According to the problem, the numerator is \( x - 2 \).
The original fraction can then be expressed as:
\[
\frac{x - 2}{x}
\]
When one is added to the denominator \( x \), the new fraction becomes \( \frac{1}{2} \). Therefore, the new fraction is:
\[
\frac{x - 2}{x + 1} = \frac{1}{2}
\]
To eliminate the fraction, cross-multiply:
\[
2(x - 2) = x + 1
\]
Expand and solve the equation:
\[
2x - 4 = x + 1
\]
Subtract \( x \) from both sides:
\[
x - 4 = 1
\]
Add \( 4 \) to both sides to solve for \( x \):
\[
x = 5
\]
So, the denominator of the original fraction is \( x = 5 \).

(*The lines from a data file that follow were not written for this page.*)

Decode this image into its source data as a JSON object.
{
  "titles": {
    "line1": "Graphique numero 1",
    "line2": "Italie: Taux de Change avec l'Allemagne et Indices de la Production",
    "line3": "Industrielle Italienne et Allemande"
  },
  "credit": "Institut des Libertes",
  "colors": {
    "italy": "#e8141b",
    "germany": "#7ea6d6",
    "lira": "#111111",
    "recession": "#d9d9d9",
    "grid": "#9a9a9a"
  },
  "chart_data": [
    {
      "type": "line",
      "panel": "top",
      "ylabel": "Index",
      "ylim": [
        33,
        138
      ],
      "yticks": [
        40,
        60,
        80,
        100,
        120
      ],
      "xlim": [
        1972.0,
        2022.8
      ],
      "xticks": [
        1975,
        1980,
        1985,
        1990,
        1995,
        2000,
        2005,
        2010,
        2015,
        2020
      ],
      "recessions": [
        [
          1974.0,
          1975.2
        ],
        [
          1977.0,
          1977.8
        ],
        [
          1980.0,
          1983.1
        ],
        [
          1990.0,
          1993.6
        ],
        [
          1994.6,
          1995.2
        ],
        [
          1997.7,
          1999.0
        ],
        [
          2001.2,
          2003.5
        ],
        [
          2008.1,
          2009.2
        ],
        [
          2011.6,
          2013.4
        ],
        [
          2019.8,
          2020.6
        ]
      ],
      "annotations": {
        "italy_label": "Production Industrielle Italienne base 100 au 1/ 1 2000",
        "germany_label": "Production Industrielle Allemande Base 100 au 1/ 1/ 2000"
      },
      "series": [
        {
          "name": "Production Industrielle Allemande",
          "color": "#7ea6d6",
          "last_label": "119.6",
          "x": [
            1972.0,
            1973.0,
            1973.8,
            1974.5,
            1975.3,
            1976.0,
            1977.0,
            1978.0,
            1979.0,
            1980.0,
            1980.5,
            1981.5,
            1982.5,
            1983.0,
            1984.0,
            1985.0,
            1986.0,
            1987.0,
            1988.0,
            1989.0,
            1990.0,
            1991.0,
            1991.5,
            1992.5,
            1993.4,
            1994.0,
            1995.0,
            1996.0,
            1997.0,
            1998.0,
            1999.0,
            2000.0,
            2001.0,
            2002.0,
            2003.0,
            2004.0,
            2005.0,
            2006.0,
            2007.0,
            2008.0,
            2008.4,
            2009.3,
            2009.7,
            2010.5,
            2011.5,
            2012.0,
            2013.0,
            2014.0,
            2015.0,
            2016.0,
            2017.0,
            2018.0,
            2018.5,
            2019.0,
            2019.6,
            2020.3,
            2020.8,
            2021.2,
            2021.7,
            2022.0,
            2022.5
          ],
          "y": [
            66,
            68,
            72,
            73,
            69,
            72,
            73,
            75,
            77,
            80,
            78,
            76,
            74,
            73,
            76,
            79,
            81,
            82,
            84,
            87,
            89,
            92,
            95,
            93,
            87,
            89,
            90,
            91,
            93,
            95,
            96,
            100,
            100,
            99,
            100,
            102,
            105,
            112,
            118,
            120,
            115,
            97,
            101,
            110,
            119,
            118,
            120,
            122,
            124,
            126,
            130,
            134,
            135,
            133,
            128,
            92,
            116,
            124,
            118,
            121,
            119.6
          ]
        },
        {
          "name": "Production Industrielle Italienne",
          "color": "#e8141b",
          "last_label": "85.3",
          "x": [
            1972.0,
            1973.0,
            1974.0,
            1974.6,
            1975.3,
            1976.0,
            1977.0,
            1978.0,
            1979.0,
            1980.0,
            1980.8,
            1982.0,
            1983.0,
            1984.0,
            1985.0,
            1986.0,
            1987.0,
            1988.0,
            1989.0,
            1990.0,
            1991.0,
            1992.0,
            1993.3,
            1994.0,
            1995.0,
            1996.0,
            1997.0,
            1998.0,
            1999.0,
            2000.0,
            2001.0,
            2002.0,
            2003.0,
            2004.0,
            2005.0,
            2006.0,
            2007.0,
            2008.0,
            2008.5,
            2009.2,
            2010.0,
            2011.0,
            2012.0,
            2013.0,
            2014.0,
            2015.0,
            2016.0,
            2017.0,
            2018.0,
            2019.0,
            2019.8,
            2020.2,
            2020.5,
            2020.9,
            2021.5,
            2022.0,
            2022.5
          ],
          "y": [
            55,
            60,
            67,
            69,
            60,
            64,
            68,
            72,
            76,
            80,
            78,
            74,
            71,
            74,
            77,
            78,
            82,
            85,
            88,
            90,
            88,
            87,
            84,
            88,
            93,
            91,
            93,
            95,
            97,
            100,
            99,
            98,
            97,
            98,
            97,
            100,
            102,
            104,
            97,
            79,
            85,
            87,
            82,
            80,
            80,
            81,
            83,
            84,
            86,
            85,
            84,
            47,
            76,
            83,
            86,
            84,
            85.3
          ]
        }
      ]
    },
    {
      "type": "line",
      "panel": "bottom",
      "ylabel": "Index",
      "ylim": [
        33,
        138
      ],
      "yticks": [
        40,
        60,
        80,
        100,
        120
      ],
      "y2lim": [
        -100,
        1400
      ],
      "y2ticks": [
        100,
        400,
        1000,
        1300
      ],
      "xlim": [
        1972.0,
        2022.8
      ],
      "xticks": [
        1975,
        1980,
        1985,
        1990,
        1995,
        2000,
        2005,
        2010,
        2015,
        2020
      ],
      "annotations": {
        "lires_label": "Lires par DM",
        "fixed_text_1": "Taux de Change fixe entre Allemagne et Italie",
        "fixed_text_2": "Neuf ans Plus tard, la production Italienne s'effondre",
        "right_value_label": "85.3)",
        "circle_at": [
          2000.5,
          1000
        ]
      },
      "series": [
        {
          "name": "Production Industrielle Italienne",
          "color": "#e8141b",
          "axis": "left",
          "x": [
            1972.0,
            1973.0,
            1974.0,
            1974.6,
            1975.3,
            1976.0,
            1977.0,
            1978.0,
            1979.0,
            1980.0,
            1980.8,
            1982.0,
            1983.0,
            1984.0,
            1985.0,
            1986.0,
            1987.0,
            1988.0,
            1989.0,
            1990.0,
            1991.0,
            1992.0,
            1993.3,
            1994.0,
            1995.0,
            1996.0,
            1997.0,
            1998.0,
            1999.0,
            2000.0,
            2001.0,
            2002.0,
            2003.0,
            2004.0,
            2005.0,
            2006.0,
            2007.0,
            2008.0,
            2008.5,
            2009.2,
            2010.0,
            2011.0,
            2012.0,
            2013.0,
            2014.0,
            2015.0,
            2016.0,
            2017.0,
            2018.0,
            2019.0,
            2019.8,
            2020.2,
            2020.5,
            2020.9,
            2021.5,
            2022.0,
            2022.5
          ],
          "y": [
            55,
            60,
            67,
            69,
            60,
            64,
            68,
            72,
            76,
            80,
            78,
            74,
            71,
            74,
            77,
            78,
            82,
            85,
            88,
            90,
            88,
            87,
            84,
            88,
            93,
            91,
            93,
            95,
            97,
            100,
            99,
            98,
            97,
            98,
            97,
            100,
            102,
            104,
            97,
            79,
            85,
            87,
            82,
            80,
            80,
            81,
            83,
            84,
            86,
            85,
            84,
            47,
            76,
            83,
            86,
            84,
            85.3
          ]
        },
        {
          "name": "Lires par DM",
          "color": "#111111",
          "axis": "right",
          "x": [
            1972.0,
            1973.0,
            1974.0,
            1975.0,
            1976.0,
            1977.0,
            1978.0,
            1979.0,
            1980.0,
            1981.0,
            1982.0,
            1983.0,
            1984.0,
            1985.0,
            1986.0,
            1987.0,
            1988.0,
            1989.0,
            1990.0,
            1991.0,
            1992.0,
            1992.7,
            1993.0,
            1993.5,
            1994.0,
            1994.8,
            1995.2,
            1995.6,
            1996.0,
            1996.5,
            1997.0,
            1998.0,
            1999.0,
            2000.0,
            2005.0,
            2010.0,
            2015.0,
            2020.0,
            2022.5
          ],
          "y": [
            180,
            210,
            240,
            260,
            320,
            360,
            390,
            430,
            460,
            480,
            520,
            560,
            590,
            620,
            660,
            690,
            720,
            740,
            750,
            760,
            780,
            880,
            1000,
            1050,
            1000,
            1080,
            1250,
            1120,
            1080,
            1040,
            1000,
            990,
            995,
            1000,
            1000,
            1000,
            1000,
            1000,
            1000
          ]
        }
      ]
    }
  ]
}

Now, find the numerator using \( x - 2 \):
\[
x - 2 = 5 - 2 = 3
\]
Therefore, the original fraction is:
\[
\frac{3}{5}
\]
To verify:
1. Check the condition: The numerator \( 3 \) is indeed \( 2 \) less than the denominator \( 5 \).
2. When \( 1 \) is added to the denominator \( 5 \), the new fraction becomes \( \frac{3}{6} \), which simplifies to \( \frac{1}{2} \).
Hence, everything checks out, and the original fraction is \( \boxed{\frac{3}{5}} \).